Of the 23 underground models collected by researchers, only 11 can be successfully tested through Telegram Bot or Web-based chat interfaces. These return better results than the open-source model, but the references moved into length issues, limited to the telegram message only 4096 characters. Reactions were also filled with false positivity and false negative, references lost during references, or limitations on the number of signs per day, especially impractical to exploitation development works, which requires troubleshooting and reaction ends.
Researchers found, “Web-based models were successful in all ED1 (exploitation development work 1), although some used complex techniques.” “Arms was the most efficient, only two repetitions produced a working exploitation. Floget model fought again with code formatting, which obstructs the purpose. In ED2, all models that pass ED1, including three floget variants, arms, and Wormgpt 5, failed to solve the work completely.”
Researchers failed to achieve access to the remaining 12 underground models, either because they were abandoned, the vendors refused to offer a free prompt demo, or the free prompt demo result was not enough to pay higher prices to send more signs.
Commercial LLM, both hacking-centric and general objective performed the best, especially in the first vulnerable research work, although some hallucinations. The Chatgpt O4 and Deepseek R1, both argument models, provide the best results, with the best results, with an independent and paid version.

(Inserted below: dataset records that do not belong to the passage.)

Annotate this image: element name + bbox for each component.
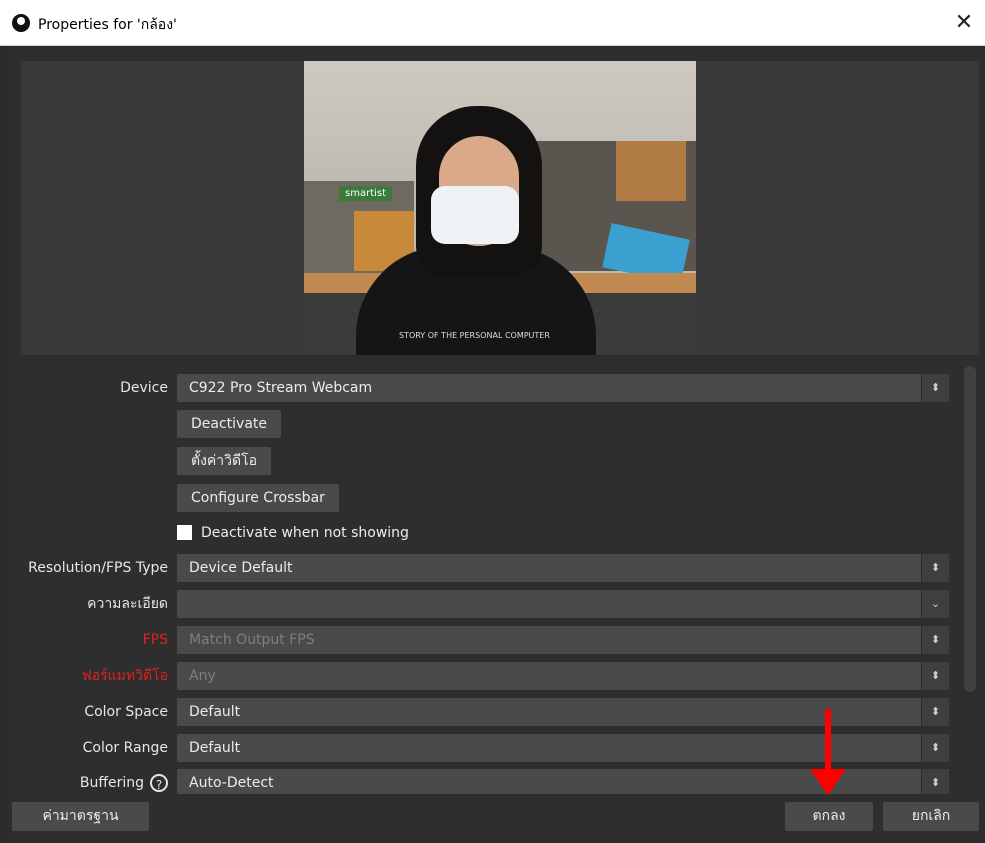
deactivate-when-not-showing-label: Deactivate when not showing — [201, 525, 409, 541]
resolution-row: ความละเอียด ⌄ — [8, 590, 953, 618]
resolution-fps-type-value: Device Default — [189, 560, 293, 576]
configure-crossbar-button[interactable]: Configure Crossbar — [177, 484, 339, 512]
fps-row: FPS Match Output FPS ⬍ — [8, 626, 953, 654]
form-scrollbar[interactable] — [964, 366, 976, 692]
color-space-row: Color Space Default ⬍ — [8, 698, 953, 726]
deactivate-button[interactable]: Deactivate — [177, 410, 282, 438]
color-range-value: Default — [189, 740, 241, 756]
spin-updown-icon: ⬍ — [921, 734, 949, 762]
obs-app-icon — [12, 14, 30, 32]
resolution-fps-type-select[interactable]: Device Default ⬍ — [177, 554, 949, 582]
color-space-value: Default — [189, 704, 241, 720]
buffering-label-wrap: Buffering? — [80, 769, 168, 794]
spin-updown-icon: ⬍ — [921, 626, 949, 654]
preview-shirt-text: STORY OF THE PERSONAL COMPUTER — [399, 331, 550, 340]
resolution-fps-type-row: Resolution/FPS Type Device Default ⬍ — [8, 554, 953, 582]
fps-label: FPS — [142, 632, 168, 648]
video-format-row: ฟอร์แมทวิดีโอ Any ⬍ — [8, 662, 953, 690]
title-bar: Properties for 'กล้อง' ✕ — [0, 0, 985, 46]
resolution-fps-type-label: Resolution/FPS Type — [28, 560, 168, 576]
device-row: Device C922 Pro Stream Webcam ⬍ — [8, 374, 953, 402]
dialog-button-bar: ค่ามาตรฐาน ตกลง ยกเลิก — [8, 794, 985, 843]
fps-select[interactable]: Match Output FPS ⬍ — [177, 626, 949, 654]
help-icon[interactable]: ? — [150, 774, 168, 792]
webcam-preview: smartist STORY OF THE PERSONAL COMPUTER — [304, 61, 696, 355]
color-range-label: Color Range — [82, 740, 168, 756]
preview-area: smartist STORY OF THE PERSONAL COMPUTER — [21, 61, 979, 355]
fps-value: Match Output FPS — [189, 632, 315, 648]
video-settings-button[interactable]: ตั้งค่าวิดีโอ — [177, 447, 272, 475]
device-value: C922 Pro Stream Webcam — [189, 380, 373, 396]
preview-sign: smartist — [339, 186, 393, 201]
close-icon[interactable]: ✕ — [949, 8, 979, 38]
color-space-label: Color Space — [84, 704, 168, 720]
color-range-row: Color Range Default ⬍ — [8, 734, 953, 762]
spin-updown-icon: ⬍ — [921, 662, 949, 690]
properties-form: Device C922 Pro Stream Webcam ⬍ Deactiva… — [8, 364, 985, 794]
device-select[interactable]: C922 Pro Stream Webcam ⬍ — [177, 374, 949, 402]
resolution-label: ความละเอียด — [87, 596, 168, 612]
spin-updown-icon: ⬍ — [921, 698, 949, 726]
window-title: Properties for 'กล้อง' — [38, 17, 177, 33]
chevron-down-icon: ⌄ — [921, 590, 949, 618]
annotation-arrow-icon — [810, 709, 846, 809]
spin-updown-icon: ⬍ — [921, 554, 949, 582]
spin-updown-icon: ⬍ — [921, 374, 949, 402]
cancel-button[interactable]: ยกเลิก — [883, 802, 979, 831]
device-label: Device — [120, 380, 168, 396]
buffering-label: Buffering — [79, 775, 144, 791]
resolution-select[interactable]: ⌄ — [177, 590, 949, 618]
buffering-value: Auto-Detect — [189, 775, 274, 791]
video-format-value: Any — [189, 668, 216, 684]
defaults-button[interactable]: ค่ามาตรฐาน — [12, 802, 149, 831]
spin-updown-icon: ⬍ — [921, 769, 949, 794]
checkbox-box[interactable] — [177, 525, 192, 540]
video-format-select[interactable]: Any ⬍ — [177, 662, 949, 690]
video-format-label: ฟอร์แมทวิดีโอ — [81, 668, 168, 684]
dialog-content: smartist STORY OF THE PERSONAL COMPUTER … — [8, 46, 985, 843]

Pentestgpt was the only hacking-oriented commercial model that was earlier managed to write a functional exploitation for exploitation development work.
A total of nine commercial models were successful on ED1, but the Dipsek V3 stood out by writing a functional exploitation on the first run run without the need of V3. The Deepsek V3 was also one of the three models to successfully complete ED2, as well as Gemini Pro 2.5 experimental and chat O3-My-Haha.
“Modern exploitation often demands more skills than controlled challenges we tested,” the researchers said. “Even though most of the commercial LLMS ED1 and some were successful in ED2, many recurring issues highlighted the boundaries of the current LLM. Some models suggested unrealistic orders, such as disabled ASLR before receiving the root privilege, failed to decide the original arithmetic or decide on a wrong approach.
LLMS are not yet useful for most Wannabe vulnerable hunters
Researchers at Forcout believe that LLM has reduced obstacles to enter vulnerable research and yet take advantage of development, as the current model has too many problems to remove novice cyber criminals.
Reviewing the discussion with cyber criminal forums, researchers found that the most enthusiasm about LLM comes from less experienced attackers, with veterans doubting the usefulness of such devices.
But the advancement of agent AI and improvement in logic model may soon change the equation. Companies should continue to practice cyber security basic things including defense-in-depth, at least privileges, network partitions, cyber hygiene and zero trust access.
Researchers said, “If the AI reduces the barrier to launching the attacks, we can see that they become more often, but not necessarily more sophisticated,” the researchers said. “Instead of reinforcing the defensive strategies, organizations should focus on applying them more dynamic and effectively in all environments. Importantly, AI is not just a danger, it is a powerful tool for defenders.”